Thanks for the reply. I understand your comment about the dangers of
'whitelisting' an application, but have to disagree in pricipal. A user that
keeps a .txt file on the desktop called 'passwords.txt' might also try to
whitelist system control programs, scripts, etc. You can't help them anyway.
But a 3rd party app, that is not on every computer, cannot be manipulated if
the system itself has not already been comprimised.
"Jeff Smith [MSFT]" wrote:
> Unfortunately, there is no way to have a specific app silently elevate while
> leaving UAC enabled for all other administrative apps. I do feel your pain
> here -- I bounce off the elevation prompt many times a day. I just learned
> to quick hit ALT+C whenever it's coming up. There's plenty of websites that
> give instructions on how to turn UAC off, if it's really ruining your day.
>
> Although it doesn't seem like that's a security hole, it actually can be.

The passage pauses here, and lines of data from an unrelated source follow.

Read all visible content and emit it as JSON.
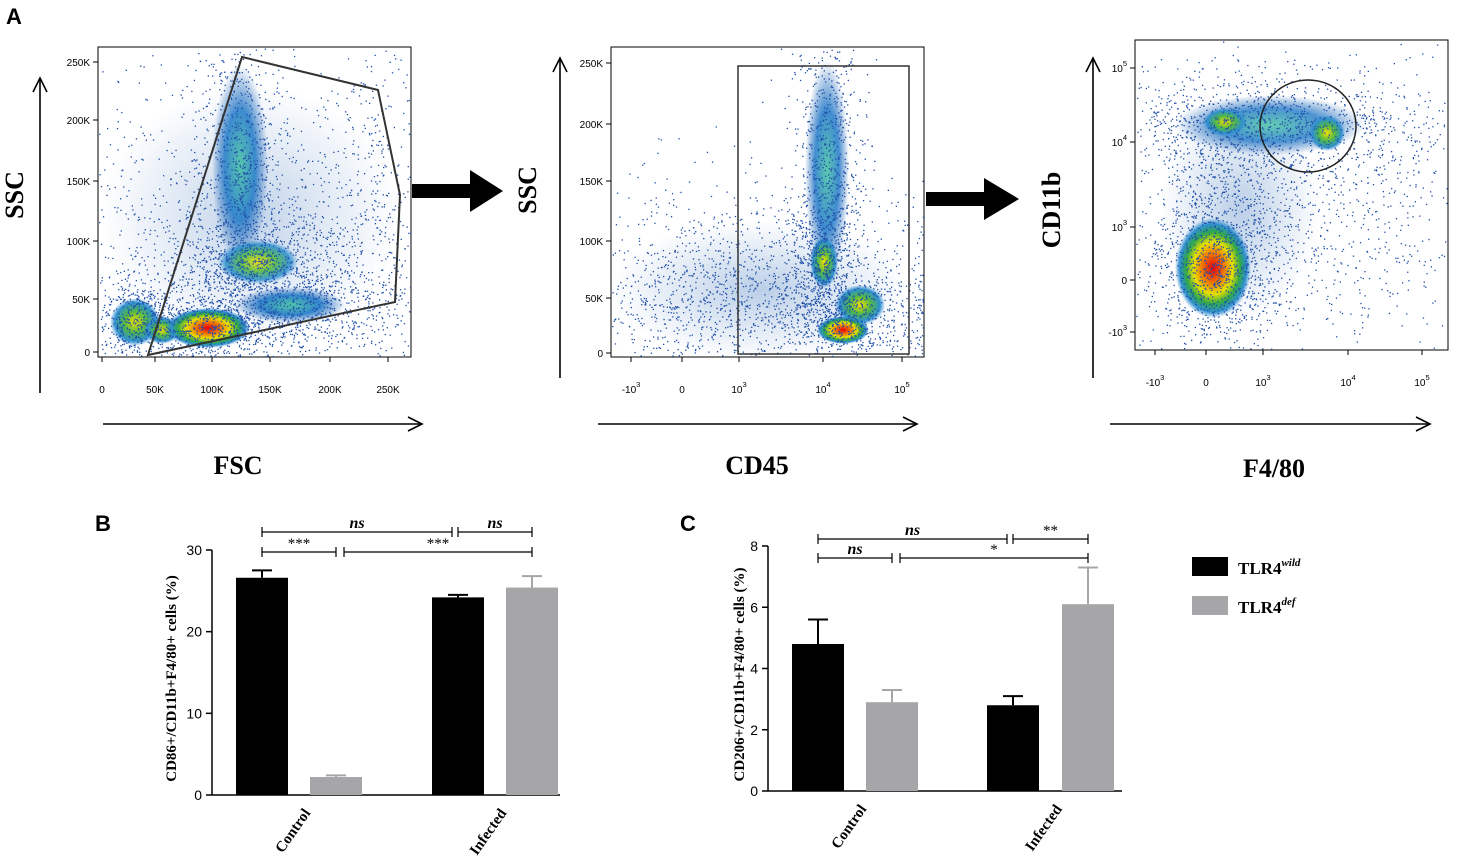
{
  "panel_labels": {
    "a": "A",
    "b": "B",
    "c": "C"
  },
  "flow_plots": [
    {
      "id": "fsc-ssc",
      "xlabel": "FSC",
      "ylabel": "SSC",
      "xticks": [
        {
          "base": "0",
          "sup": ""
        },
        {
          "base": "50K",
          "sup": ""
        },
        {
          "base": "100K",
          "sup": ""
        },
        {
          "base": "150K",
          "sup": ""
        },
        {
          "base": "200K",
          "sup": ""
        },
        {
          "base": "250K",
          "sup": ""
        }
      ],
      "yticks": [
        {
          "base": "0",
          "sup": ""
        },
        {
          "base": "50K",
          "sup": ""
        },
        {
          "base": "100K",
          "sup": ""
        },
        {
          "base": "150K",
          "sup": ""
        },
        {
          "base": "200K",
          "sup": ""
        },
        {
          "base": "250K",
          "sup": ""
        }
      ],
      "gate": "polygon"
    },
    {
      "id": "cd45-ssc",
      "xlabel": "CD45",
      "ylabel": "SSC",
      "xticks": [
        {
          "base": "-10",
          "sup": "3"
        },
        {
          "base": "0",
          "sup": ""
        },
        {
          "base": "10",
          "sup": "3"
        },
        {
          "base": "10",
          "sup": "4"
        },
        {
          "base": "10",
          "sup": "5"
        }
      ],
      "yticks": [
        {
          "base": "0",
          "sup": ""
        },
        {
          "base": "50K",
          "sup": ""
        },
        {
          "base": "100K",
          "sup": ""
        },
        {
          "base": "150K",
          "sup": ""
        },
        {
          "base": "200K",
          "sup": ""
        },
        {
          "base": "250K",
          "sup": ""
        }
      ],
      "gate": "rectangle"
    },
    {
      "id": "f480-cd11b",
      "xlabel": "F4/80",
      "ylabel": "CD11b",
      "xticks": [
        {
          "base": "-10",
          "sup": "3"
        },
        {
          "base": "0",
          "sup": ""
        },
        {
          "base": "10",
          "sup": "3"
        },
        {
          "base": "10",
          "sup": "4"
        },
        {
          "base": "10",
          "sup": "5"
        }
      ],
      "yticks": [
        {
          "base": "-10",
          "sup": "3"
        },
        {
          "base": "0",
          "sup": ""
        },
        {
          "base": "10",
          "sup": "3"
        },
        {
          "base": "10",
          "sup": "4"
        },
        {
          "base": "10",
          "sup": "5"
        }
      ],
      "gate": "circle"
    }
  ],
  "legend": {
    "entries": [
      {
        "base": "TLR4",
        "sup": "wild",
        "color": "#000000"
      },
      {
        "base": "TLR4",
        "sup": "def",
        "color": "#a6a6a8"
      }
    ]
  },
  "chart_data": [
    {
      "type": "bar",
      "panel": "B",
      "categories": [
        "Control",
        "Infected"
      ],
      "series": [
        {
          "name": "TLR4wild",
          "color": "#000000",
          "values": [
            26.6,
            24.2
          ],
          "errors": [
            0.9,
            0.3
          ]
        },
        {
          "name": "TLR4def",
          "color": "#a6a6a8",
          "values": [
            2.2,
            25.4
          ],
          "errors": [
            0.2,
            1.4
          ]
        }
      ],
      "ylabel": "CD86+/CD11b+F4/80+ cells (%)",
      "ylim": [
        0,
        30
      ],
      "yticks": [
        "0",
        "10",
        "20",
        "30"
      ],
      "significance": [
        {
          "from": [
            0,
            0
          ],
          "to": [
            0,
            1
          ],
          "label": "***",
          "row": 1
        },
        {
          "from": [
            0,
            1
          ],
          "to": [
            1,
            1
          ],
          "label": "***",
          "row": 1
        },
        {
          "from": [
            0,
            0
          ],
          "to": [
            1,
            0
          ],
          "label": "ns",
          "row": 0
        },
        {
          "from": [
            1,
            0
          ],
          "to": [
            1,
            1
          ],
          "label": "ns",
          "row": 0
        }
      ]
    },
    {
      "type": "bar",
      "panel": "C",
      "categories": [
        "Control",
        "Infected"
      ],
      "series": [
        {
          "name": "TLR4wild",
          "color": "#000000",
          "values": [
            4.8,
            2.8
          ],
          "errors": [
            0.8,
            0.3
          ]
        },
        {
          "name": "TLR4def",
          "color": "#a6a6a8",
          "values": [
            2.9,
            6.1
          ],
          "errors": [
            0.4,
            1.2
          ]
        }
      ],
      "ylabel": "CD206+/CD11b+F4/80+ cells (%)",
      "ylim": [
        0,
        8
      ],
      "yticks": [
        "0",
        "2",
        "4",
        "6",
        "8"
      ],
      "significance": [
        {
          "from": [
            0,
            0
          ],
          "to": [
            0,
            1
          ],
          "label": "ns",
          "row": 1
        },
        {
          "from": [
            0,
            1
          ],
          "to": [
            1,
            1
          ],
          "label": "*",
          "row": 1
        },
        {
          "from": [
            0,
            0
          ],
          "to": [
            1,
            0
          ],
          "label": "ns",
          "row": 0
        },
        {
          "from": [
            1,
            0
          ],
          "to": [
            1,
            1
          ],
          "label": "**",
          "row": 0
        }
      ]
    }
  ]
}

> Security is a 'weakest link' game. If a program has a "golden ticket" to run
> elevated, then the system's security is only as strong as that app is -- and
> most apps aren't written in such a way as to be strong against subversion by
> other apps. Suppose mmc.exe (the Microsoft Management Console - open the
> Start menu, right-click on 'Computer' and choose 'Manage') were automatically
> quietly elevated every time. Then a bad guy would just have to figure out
> how to run it from the command line; or to ask it to open a malformed .mmc
> file that causes it to crash exploitably.
>
>
> "anySmarterIdrunLinux" wrote:
>
> > Is there a way to grant an applicatoin the right to execute now and forever
> > more? An app that I use 3,4,10,15 times a day triggers an UAC prompt. I
> > understand that the app should be written in a different manner so that it
> > does not need Admin rights. Until it is re-written, I do not want to be
> > prompted __EVERY__ time i launch it. Is this possible?
> >
> > Since I think I already know the answer (but I am wrong far more than I
> > would like to admit which is why i am posting), Why not???
> >
> > and to answer the first 3 arguments against: 1) I don't care that the app
> > should be written differently. It is not written differently now, and I need
> > to run it now. 2) It's not really a security hole to whitelist an app(s) -
> > UAC is still running. Firewall is still running. User is still a least
> > priveledge account, etc. 3) i haven't thought far enough to have 3 counter
> > arguments.
> >
> > Can someone explain to MS the value in grannular configuration? 'Configure
> > UAC' should have a few more options than Turn On / Off.
> >
> > Thanks for all of your help and feedback.